Jika ada kehilangan garam yang nyata (seperti jatuhnya konsentrasi Na plasma) akan menjadikan keadaan semakin buruk. ECF tidak hanya menurun karena kehilangan secara eksternal tetapi karena ketidakmampuan mempertahankan air melawan tekanan osmotik ICF. Air akan masuk ke dalam sel sampai konsentrasi ICF dan ECF seimbang.
II.2. Hiponatraemia dan Hipernatraemia
Lebih lanjut hiponatraemia dapat disebabkan karena patologis, overhidrasi, retensi air dalam mempertahankan volume plasma (haus dan ADH). Hiponatraemia yang keras dapat menyebabkan gangguan intestinal dan neurologis.
Pada hipernatraemia yang keras (>160 mmol/lt) dapat menyebabkan gejala klinis nonspesifik yang keras seperti konvulsi karena keracunan garam pada babi dan pedet.
II.3.  Potasium
Tidak seperti halnya Na yang menjadi ion esensial ECF, K sangat dominan pada ICF. Penyebab utama kehilangan K adalah anoreksia, peningkatan ekresi urin dan diare. Secara klinis kehilangan K dapat menyebabkan otot lemas, baik otot rangka maupun otot polos. Penyebab utama retensi K adalah deplesi volume yang keras (akibat membawa Na ke distal nefron), kegagalan ginjal akut dan bocornya K dari RBC. Aldosteron menjadi pengatur utama retensi dan ekresi K.
II.4. Kalsifikasi Gangguan Keseimbangan Asam-Basa
¯  Metabolik Asidosis; kehilangan secara primer atau turunya konsumsi bicarbonat, dan pH biasanya menurun meskipun ventilasi paru-paru meningkat yang mengakibatkan penurunan kompensasi pCO2.
Sebab : akumulasi H+, hilangnya bikarbonat, dan menurannya konsentrasi bikarbonat.
Efek    : menurunnya up take O2 oleh Hb, pernapasan dalam dan megap-megap, depresi pusat vasomotor, RBC meningkat regiditasnya, venokontriksi, mempengaruhi distribusi obat (seperti barbiturat) dan aksi hormon, merubah glikolisis dan merubah aktivitas enzim.
Terapi  : metabolik asidosis harus diperbaiki secara bertahap, pemberian prekursor bikarbonat (seperti laktat, asetat dll) dapat menurunkan efek.
¯  Metabolik Alkalosis; kelebihan secara primer bikarbonat (biasanya menurunnya asam lambung).

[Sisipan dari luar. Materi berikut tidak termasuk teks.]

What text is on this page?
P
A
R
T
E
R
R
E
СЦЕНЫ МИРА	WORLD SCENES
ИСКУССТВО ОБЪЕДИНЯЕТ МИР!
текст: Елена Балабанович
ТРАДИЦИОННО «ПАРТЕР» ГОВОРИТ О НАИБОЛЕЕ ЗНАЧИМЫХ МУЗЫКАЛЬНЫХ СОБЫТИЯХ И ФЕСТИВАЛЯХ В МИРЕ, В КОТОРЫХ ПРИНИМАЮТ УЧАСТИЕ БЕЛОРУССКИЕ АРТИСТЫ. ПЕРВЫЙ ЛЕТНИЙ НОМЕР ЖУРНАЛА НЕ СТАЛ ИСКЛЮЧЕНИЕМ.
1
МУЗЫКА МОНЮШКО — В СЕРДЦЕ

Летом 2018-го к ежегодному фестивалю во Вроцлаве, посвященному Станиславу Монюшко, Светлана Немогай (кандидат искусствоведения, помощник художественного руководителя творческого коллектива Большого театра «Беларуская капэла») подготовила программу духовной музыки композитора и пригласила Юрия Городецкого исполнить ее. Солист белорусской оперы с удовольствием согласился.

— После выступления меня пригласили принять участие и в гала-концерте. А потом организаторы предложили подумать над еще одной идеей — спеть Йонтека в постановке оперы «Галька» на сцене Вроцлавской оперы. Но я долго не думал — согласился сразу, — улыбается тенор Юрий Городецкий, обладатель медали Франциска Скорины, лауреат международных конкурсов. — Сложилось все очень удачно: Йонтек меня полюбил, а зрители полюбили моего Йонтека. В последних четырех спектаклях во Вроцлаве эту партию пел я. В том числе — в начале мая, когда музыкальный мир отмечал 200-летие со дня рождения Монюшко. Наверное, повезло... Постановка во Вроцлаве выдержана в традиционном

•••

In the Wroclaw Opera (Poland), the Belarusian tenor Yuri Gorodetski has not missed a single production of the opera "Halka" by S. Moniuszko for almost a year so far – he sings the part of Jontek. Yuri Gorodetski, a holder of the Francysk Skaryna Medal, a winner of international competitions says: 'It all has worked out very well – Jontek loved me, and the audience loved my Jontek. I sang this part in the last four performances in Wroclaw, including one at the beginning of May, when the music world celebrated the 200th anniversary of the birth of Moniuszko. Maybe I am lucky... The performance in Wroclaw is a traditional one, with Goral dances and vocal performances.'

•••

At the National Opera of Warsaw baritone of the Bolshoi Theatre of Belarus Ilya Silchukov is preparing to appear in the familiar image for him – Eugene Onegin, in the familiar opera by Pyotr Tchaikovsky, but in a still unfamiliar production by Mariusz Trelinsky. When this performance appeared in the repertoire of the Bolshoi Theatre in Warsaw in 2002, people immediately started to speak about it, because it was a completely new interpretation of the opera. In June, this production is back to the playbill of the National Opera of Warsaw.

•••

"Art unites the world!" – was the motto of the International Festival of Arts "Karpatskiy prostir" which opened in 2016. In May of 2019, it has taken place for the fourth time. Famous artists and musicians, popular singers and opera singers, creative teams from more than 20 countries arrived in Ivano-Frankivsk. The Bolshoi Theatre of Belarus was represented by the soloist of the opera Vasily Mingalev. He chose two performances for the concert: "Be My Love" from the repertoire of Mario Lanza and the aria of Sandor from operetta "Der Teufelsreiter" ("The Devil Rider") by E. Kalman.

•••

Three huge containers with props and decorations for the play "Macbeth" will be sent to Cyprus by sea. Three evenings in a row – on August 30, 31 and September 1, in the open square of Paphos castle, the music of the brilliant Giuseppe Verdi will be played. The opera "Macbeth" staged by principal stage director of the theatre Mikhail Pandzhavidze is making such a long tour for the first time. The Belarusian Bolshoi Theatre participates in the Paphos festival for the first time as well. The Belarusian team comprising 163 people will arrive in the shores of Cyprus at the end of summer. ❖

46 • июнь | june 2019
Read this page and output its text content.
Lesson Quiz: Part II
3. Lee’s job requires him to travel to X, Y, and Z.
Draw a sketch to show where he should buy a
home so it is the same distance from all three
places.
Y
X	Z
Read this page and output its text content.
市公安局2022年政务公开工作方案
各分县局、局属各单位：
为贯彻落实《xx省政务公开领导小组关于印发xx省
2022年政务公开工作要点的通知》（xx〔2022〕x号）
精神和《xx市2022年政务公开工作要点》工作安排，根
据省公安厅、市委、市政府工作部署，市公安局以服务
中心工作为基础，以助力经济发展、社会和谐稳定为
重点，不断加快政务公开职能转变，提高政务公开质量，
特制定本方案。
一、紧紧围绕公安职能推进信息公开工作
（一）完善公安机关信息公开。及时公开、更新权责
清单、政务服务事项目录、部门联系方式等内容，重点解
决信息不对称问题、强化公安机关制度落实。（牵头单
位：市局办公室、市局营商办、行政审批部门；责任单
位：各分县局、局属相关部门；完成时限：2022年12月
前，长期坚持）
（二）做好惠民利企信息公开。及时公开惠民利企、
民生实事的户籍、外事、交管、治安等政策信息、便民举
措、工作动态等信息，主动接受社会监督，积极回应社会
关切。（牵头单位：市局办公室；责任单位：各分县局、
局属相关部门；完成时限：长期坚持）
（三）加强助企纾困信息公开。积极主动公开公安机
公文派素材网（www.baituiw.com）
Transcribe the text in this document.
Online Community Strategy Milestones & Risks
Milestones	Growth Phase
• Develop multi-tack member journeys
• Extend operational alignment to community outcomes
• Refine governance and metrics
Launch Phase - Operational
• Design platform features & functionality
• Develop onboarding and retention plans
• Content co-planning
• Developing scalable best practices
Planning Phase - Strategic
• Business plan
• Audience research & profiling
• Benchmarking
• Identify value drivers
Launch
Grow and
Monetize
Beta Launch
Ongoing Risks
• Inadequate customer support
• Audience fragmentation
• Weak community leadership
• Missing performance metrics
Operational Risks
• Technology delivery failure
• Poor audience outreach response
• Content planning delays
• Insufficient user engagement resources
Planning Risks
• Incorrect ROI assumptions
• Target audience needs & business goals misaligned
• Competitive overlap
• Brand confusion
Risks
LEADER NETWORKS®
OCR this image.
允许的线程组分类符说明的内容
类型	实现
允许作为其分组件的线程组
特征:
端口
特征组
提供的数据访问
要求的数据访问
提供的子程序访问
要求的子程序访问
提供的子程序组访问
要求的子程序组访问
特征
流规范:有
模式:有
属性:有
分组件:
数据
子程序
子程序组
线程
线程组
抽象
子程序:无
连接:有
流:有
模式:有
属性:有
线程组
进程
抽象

Keadaan ini hampir tidak merubah kenaikan pH karena respon kompensasi (menekan ventilasi untuk meningkatkan pCO2) ditahan keperluan oksigenasi. Ada beberapa efek fisiologis pada respon kompensasi metabolik alkalosis, ventilasi akan tertekan dan pCO2 akan meningkat. Peningkatan pCO2 akan membantu ginjal untuk mempertahankan bikarbonat. Terapi : Bila ginjal secara normal mengatur bikarbonat secara efektif, perbaikan metabolik alkalosis tidak perlu memberikan asam tetapi perlu memperbaiki faktor-faktor yang menghalangi fungsi ginjal.
III. KOMPOSISI DAN PEMILIHAN TERAPI CAIRAN
III.1. Terapi ECF (ECF replacement)
Hartman’s Lactat Ringer Solution ; mempunyai konsentrasi bikarbonat yang menyerupai plasma yang akan memperbaiki asidosis ringan. Hal ini untuk mengatasi isi bikarbonat dari plasma yang asidotik.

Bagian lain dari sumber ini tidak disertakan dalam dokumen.